Pelo Padre José Júlio Rocha
Não há estrelas no céu a dourar o meu caminho, deve pensar o Pedro, 17 anos, ensonado ao almoço, no canto mais esquecido da mesa cheia de amigos dos pais, calado como melão, dentro daquele metro e oitenta vagamente amolecido, magro de tanto crescer. Não é filho único mas é como se fosse, com duas mães, já que a irmã tem um filho quase da idade dele. Anda quase sempre triste e de costas voltadas para o mundo, barba a espigar, não é feio, o rapaz, embora, como todos os adolescentes, ache que a beleza lhe passou ao lado. Há uma tristeza absorta quando olha para ninguém, uma melancolia nas palavras lentas que saem baixas daquela boca distraída.
Por mais amigos que tenha sinto-me sempre sozinho, deve berrar para dentro, enquanto os pais desembucham conversas cotas com os amigos cotas. Passara a noite a jogar ao computador, cinco da manhã afora, conversando ao microfone do auscultador ausente, num desses jogos em que há amigos tão distantes como baleias que cruzam, solitárias, os mares do norte. Assim parecem os nossos adolescentes. O futuro não é miragem nem é nada, não há amigos para as ocasiões porque os amigos são pouco mais que ocasionais, a vida é uma espécie de águas paradas, sem direção nem fundo.
Parece que o mundo inteiro se uniu pra me tramar. Deve ser assim que os adolescentes saboreiam a própria solidão.
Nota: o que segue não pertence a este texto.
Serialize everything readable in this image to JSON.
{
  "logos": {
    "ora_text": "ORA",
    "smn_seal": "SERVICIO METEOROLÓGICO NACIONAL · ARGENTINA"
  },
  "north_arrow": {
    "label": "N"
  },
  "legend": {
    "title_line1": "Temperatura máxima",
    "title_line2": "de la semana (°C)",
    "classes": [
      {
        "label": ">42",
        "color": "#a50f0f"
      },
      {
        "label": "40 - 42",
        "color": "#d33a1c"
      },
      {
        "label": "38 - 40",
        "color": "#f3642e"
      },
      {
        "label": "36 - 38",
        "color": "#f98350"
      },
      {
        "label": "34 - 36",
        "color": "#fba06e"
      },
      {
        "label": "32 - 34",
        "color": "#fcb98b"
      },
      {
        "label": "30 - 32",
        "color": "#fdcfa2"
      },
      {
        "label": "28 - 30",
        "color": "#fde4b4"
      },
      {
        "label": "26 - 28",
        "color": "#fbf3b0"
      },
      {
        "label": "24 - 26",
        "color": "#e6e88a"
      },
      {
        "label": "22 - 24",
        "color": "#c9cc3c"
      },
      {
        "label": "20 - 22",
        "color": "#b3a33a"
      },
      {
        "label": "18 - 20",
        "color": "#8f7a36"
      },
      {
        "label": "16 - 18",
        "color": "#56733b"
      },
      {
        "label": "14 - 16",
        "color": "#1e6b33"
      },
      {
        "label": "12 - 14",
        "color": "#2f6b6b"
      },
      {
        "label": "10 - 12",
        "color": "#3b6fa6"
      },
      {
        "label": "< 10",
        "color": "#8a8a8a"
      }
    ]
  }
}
E eu recordo as discussões de meu pai comigo e com os meus irmãos, depois da meia-noite, da uma, das duas, chegados a casa nas noites de tourada, de terço, de passeio à Cidade ou à Praia no carro do amigo mais doido, emprestado pelo pai. O mundo dos nossos adolescentes divergiu do da nossa juventude: agora permanecem dentro dos ecrãs, horas a fio fechados nos quartos, indiferentes a uma certa realidade que os fere. Olhávamos as raparigas orgulhosas com olhos ardentes de humildade e um certo receio curioso daquele mundo feminino por descobrir. Eles olham-nas com aquele certo desdém de quem as acha importunas e implicantes, cansados das suas mensagens dengosas. A sexualidade cansada determina uma solidão sem nome.
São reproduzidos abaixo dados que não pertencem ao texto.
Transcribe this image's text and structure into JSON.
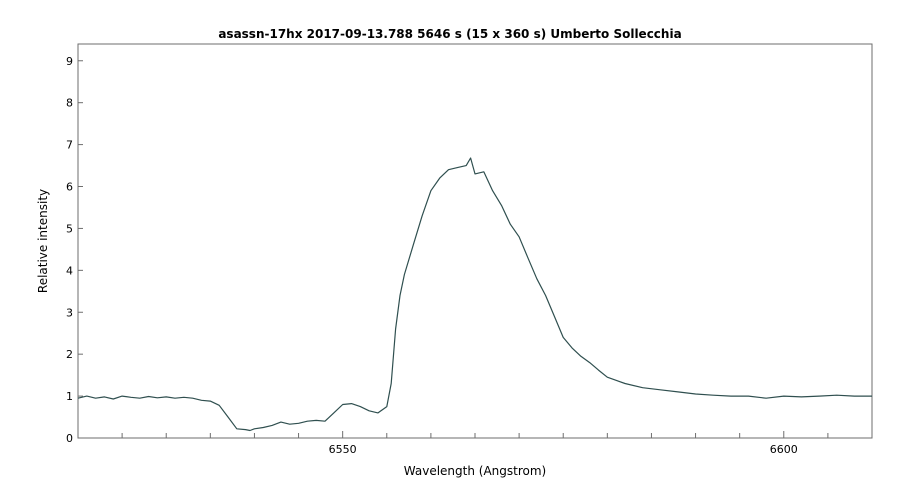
{
  "chart_data": {
    "type": "line",
    "title": "asassn-17hx   2017-09-13.788  5646 s (15 x 360 s)   Umberto Sollecchia",
    "xlabel": "Wavelength (Angstrom)",
    "ylabel": "Relative intensity",
    "xlim": [
      6520,
      6610
    ],
    "ylim": [
      0,
      9.4
    ],
    "x_ticks": [
      6550,
      6600
    ],
    "y_ticks": [
      0,
      1,
      2,
      3,
      4,
      5,
      6,
      7,
      8,
      9
    ],
    "grid": false,
    "series": [
      {
        "color": "#2f4f4f",
        "x": [
          6520.0,
          6521.0,
          6522.0,
          6523.0,
          6524.0,
          6525.0,
          6526.0,
          6527.0,
          6528.0,
          6529.0,
          6530.0,
          6531.0,
          6532.0,
          6533.0,
          6534.0,
          6535.0,
          6536.0,
          6537.0,
          6538.0,
          6539.0,
          6539.5,
          6540.0,
          6541.0,
          6542.0,
          6543.0,
          6544.0,
          6545.0,
          6546.0,
          6547.0,
          6548.0,
          6549.0,
          6550.0,
          6551.0,
          6552.0,
          6553.0,
          6554.0,
          6555.0,
          6555.5,
          6556.0,
          6556.5,
          6557.0,
          6558.0,
          6559.0,
          6560.0,
          6561.0,
          6562.0,
          6563.0,
          6564.0,
          6564.5,
          6565.0,
          6566.0,
          6567.0,
          6568.0,
          6569.0,
          6570.0,
          6571.0,
          6572.0,
          6573.0,
          6574.0,
          6575.0,
          6576.0,
          6577.0,
          6578.0,
          6579.0,
          6580.0,
          6582.0,
          6584.0,
          6586.0,
          6588.0,
          6590.0,
          6592.0,
          6594.0,
          6596.0,
          6598.0,
          6600.0,
          6602.0,
          6604.0,
          6606.0,
          6608.0,
          6610.0
        ],
        "y": [
          0.95,
          1.0,
          0.95,
          0.98,
          0.93,
          1.0,
          0.97,
          0.95,
          0.99,
          0.96,
          0.98,
          0.95,
          0.97,
          0.95,
          0.9,
          0.88,
          0.78,
          0.5,
          0.22,
          0.2,
          0.18,
          0.22,
          0.25,
          0.3,
          0.38,
          0.33,
          0.35,
          0.4,
          0.42,
          0.4,
          0.6,
          0.8,
          0.82,
          0.75,
          0.65,
          0.6,
          0.75,
          1.3,
          2.6,
          3.4,
          3.9,
          4.6,
          5.3,
          5.9,
          6.2,
          6.4,
          6.45,
          6.5,
          6.68,
          6.3,
          6.35,
          5.9,
          5.55,
          5.1,
          4.8,
          4.3,
          3.8,
          3.4,
          2.9,
          2.4,
          2.15,
          1.95,
          1.8,
          1.62,
          1.45,
          1.3,
          1.2,
          1.15,
          1.1,
          1.05,
          1.02,
          1.0,
          1.0,
          0.95,
          1.0,
          0.98,
          1.0,
          1.02,
          1.0,
          1.0
        ]
      }
    ]
  }
}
Perdido nas avenidas e achado nas vielas, deve encontrar-se o Pedro, que tem ideias muito próprias sobre o aborto, a eutanásia, o casamento entre pares do mesmo sexo, a emergência ambiental e os pais, mas tem dificuldade em escolher que par de calças vai vestir no dia seguinte para não mostrar a ninguém. São os pais que o vão buscar à esplanada mais longínqua, duas ou três da manhã, nas raras vezes que sai para os amigos, sempre no bar do costume, telemóvel na mão a maior parte do tempo, num sorriso ausente de quem está em dois mundos ao mesmo tempo.
Ter de encarar o futuro com borbulhas no rosto, que lhe irritam sobretudo a testa e abaixo das suíças curtas, e o amanhã sempre e longinquamente escurecido. Não lhe falta nada, graças a um Deus ausente, e falta-lhe quase tudo. A sociedade de consumo uniu-se para lhe oferecer um simulacro de felicidade imediata a troco do dinheiro dos pais. Desde os brinquedos no quarto azul-bebé da sua primeira infância até ao último grito das novas tecnologias. Deu-se-lhe tudo menos o futuro. Ele tem medo da palavra “amanhã”. E eu, que nunca tive uma bicicleta sonhada, nem se quer um reles triciclo, que me contentava com vinte escudos numa tourada, tinha no futuro a esperança de que se agarra a uma vontade indómita de crescer.
A solidão dos jovens é uma solidão estranha, diferente, talvez mais dramática do que a solidão dos velhos, mais enigmática, desconhecida, não suficientemente estudada. Os velhos choram, lamentam-se, cramam a sua desgraça. Os jovens calam-se e pronto.
Bem lá no fundo, a juventude foi sempre igual ao longo dos tempos. Mudaram as circunstâncias. E de que maneira.
*Este texto foi publicado no Diário Insular esta sexta feira, na rubrica Rua do Palácio.